A Comissão de Desenvolvimento Econômico, Infraestrutura e Turismo e a Comissão de Defesa do Consumidor e Relações do Trabalho promoveram conjuntamente, ontem, uma audiência pública sobre os impactos dos processos em andamento para concessões à iniciativa privada dos trechos das rodovias federais (BR-324 e BR-116) que cortam o estado. A audiência foi presidida pelo deputado estadual Ivo de Assis (PR) e contou com a presença do chefe regional do DNIT (Departamento Nacional de Infraestrutura de Transportes), Saulo Pontes. Também participaram deputados membros das duas comissões, além do prefeito de Amélia Rodrigues, Antonio Paim, e vereadores do município.

O debate sobre as concessões foi prejudicado pela ausência de representantes do consórcio vencedor das licitações e de membros do governo do Estado. O tema da audiência pública se concentrou então na má conservação da BR-324 e a responsabilidade do DNIT por essa situação.

O deputado Eliedson Ferreira (DEM), presidente da Comissão de Defesa do Consumidor, foi quem propôs que a audiência fosse feita de forma conjunta pelo tema abranger os dois colegiados. Ele agradeceu a presença do chefe do DNIT e dos representantes de Amélia Rodrigues, mas lamentou a ausência de algum representante da Seinfra. Foi decidido que uma nova audiência será marcada para discutir exclusivamente as concessões e que ela será realizada na Câmara Municipal de Amélia Rodrigues em data que será confirmada posteriormente.

Processo

Ivo de Assis informou aos presentes que o processo de concessão prevê a recuperação, operação, manutenção, implantação de melhorias e ampliação de capacidade de fluxo nos 680 km das duas rodovias, sendo de aproximadamente 113 km da BR-324 (trecho Salvador-Feira de Santana) e 554km na BR-116 (trecho que vai de Feira de Santana à divisa com o Estado de Minas Gerais).
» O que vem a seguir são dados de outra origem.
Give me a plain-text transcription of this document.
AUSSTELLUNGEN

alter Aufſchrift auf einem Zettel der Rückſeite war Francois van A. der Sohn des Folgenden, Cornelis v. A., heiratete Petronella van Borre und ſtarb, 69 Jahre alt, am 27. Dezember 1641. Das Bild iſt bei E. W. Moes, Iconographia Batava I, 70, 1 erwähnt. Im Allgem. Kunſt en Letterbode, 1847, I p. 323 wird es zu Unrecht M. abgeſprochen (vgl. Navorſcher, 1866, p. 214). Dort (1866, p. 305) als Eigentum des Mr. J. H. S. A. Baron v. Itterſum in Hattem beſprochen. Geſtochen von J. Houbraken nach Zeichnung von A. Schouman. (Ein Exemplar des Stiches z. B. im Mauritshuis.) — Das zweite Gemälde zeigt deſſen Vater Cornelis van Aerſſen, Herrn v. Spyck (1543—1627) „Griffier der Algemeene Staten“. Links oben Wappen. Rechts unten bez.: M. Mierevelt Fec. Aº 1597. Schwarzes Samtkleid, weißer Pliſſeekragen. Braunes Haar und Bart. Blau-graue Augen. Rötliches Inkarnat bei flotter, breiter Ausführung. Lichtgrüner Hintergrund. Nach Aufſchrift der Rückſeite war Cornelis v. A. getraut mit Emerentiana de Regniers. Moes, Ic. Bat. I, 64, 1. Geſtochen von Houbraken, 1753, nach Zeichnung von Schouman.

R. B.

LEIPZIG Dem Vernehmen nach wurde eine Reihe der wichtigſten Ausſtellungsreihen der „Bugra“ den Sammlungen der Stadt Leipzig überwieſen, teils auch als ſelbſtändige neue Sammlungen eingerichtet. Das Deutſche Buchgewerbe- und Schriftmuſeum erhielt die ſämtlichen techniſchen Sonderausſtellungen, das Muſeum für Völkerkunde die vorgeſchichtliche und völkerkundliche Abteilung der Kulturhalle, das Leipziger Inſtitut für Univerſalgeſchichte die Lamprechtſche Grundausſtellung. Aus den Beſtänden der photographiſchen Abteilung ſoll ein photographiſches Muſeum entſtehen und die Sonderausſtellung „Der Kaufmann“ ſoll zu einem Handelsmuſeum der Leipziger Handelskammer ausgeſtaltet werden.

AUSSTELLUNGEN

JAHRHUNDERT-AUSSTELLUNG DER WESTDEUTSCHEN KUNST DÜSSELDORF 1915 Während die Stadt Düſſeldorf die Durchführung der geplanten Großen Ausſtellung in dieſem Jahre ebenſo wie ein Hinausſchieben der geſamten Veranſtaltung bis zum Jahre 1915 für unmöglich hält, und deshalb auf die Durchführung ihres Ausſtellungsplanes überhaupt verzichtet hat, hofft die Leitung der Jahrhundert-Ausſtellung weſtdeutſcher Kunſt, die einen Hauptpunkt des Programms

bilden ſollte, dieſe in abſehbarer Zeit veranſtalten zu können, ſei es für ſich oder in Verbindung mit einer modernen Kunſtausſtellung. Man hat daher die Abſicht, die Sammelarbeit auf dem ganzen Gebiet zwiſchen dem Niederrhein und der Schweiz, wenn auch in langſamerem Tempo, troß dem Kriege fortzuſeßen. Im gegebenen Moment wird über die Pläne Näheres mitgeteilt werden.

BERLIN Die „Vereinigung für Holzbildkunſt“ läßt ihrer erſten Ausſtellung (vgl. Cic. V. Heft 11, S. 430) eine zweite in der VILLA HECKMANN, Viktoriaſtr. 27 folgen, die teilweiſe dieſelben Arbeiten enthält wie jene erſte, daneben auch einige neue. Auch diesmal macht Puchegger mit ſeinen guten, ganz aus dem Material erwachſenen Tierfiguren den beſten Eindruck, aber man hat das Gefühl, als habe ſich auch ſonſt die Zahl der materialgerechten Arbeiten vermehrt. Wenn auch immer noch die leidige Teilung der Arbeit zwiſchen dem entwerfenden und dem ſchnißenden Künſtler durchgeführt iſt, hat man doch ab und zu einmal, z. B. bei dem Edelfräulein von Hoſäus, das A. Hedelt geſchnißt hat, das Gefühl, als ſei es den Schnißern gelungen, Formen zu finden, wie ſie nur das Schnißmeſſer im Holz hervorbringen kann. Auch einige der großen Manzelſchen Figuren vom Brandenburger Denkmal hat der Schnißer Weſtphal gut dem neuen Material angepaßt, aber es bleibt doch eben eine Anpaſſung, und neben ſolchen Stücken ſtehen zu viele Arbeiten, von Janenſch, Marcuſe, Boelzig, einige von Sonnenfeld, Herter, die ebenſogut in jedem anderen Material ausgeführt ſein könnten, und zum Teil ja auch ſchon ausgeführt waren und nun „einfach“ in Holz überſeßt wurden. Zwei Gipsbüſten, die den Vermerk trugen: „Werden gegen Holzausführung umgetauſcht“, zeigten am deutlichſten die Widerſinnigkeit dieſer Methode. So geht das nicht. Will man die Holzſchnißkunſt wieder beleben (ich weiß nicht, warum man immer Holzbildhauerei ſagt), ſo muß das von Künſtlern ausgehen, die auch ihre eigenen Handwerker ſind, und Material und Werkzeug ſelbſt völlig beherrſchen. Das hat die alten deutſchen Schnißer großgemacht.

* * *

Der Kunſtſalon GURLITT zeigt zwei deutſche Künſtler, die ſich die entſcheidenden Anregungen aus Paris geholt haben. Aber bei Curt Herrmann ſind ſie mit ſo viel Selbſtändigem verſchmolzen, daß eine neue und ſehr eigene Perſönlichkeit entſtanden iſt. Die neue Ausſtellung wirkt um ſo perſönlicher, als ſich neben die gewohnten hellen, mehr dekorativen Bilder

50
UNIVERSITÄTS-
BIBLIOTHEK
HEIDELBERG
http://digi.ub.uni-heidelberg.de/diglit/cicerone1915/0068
O leilão, após três adiamentos, foi realizado com sucesso no dia 21 de janeiro deste ano e o consórcio RodoBahia, formado pela empresa espanhola Isolux-Corsan e pelas brasileiras Engevix e Elcalso, foi o vencedor. A previsão é que o contrato seja assinado em 30 de julho e o consórcio vencedor se dispôs a cobrar tarifa de pedágio de R$ 2,21, o que representa um deságio de 21% sobre o teto estabelecido pelo governo na licitação, que era de R$ 2,80. O prazo da concessão é de 25 anos.

Segundo Saulo Pontes, até que o contrato seja definitivamente assinado as rodovias estão sob a responsabilidade do DNIT. Ele afirmou que o trecho da BR-324 entre Salvador e Feira de Santana, pela sua importância, é o que está em pior estado entre as estradas federais de todo o país e que será necessária uma grande obra de restauração para que o problema seja resolvido de forma definitiva. “O empresário não entra para perder, a recuperação das estradas será feita da melhor forma possível para que ele não precise ter gastos com manutenção, já que o preço do pedágio será barato em relação a outros instalados em outras estradas”, explicou Pontes.

O chefe do DNIT disse que o consórcio terá seis meses para entregar a rodovia em boas condições de trafegabilidade e a partir daí passará a cobrar o pedágio. Nos dois anos e meio seguintes acontecerá a restauração completa das vias, o que em certos trechos será como uma reconstrução. E em até 15 anos o consórcio será obrigado a duplicar todo o trecho concedido.

Saulo Pontes foi bastante questionado sobre a atual condição da BR-324 e disse que o DNIT tem enfrentado muitas dificuldades para atuar, por conta de problemas com a burocracia, e que nas estradas que foram licitadas a atuação do órgão está acontecendo no intuito de manter a funcionalidade das rodovias porque intervenções mais agudas não podem ser feitas pela expectativa da transferencia de responsabilidade para o consórcio que venceu a licitação de concessão.

Ele informou que a malha de estradas federais na Bahia possui 5.600 km de rodovias pavimentadas e que em março foi iniciado um programa de restauração funcional em 3424 km e também a manutenção de mais 1200 km. O valor do programa com duração de dois anos é de R$ 631 milhões. “Não posso mais fazer a restauração porque a concessão está para ser assinada, mas vamos continuar com a manutenção emergencial da BR-324 até o contrato ser firmado”, disse Saulo Pontes.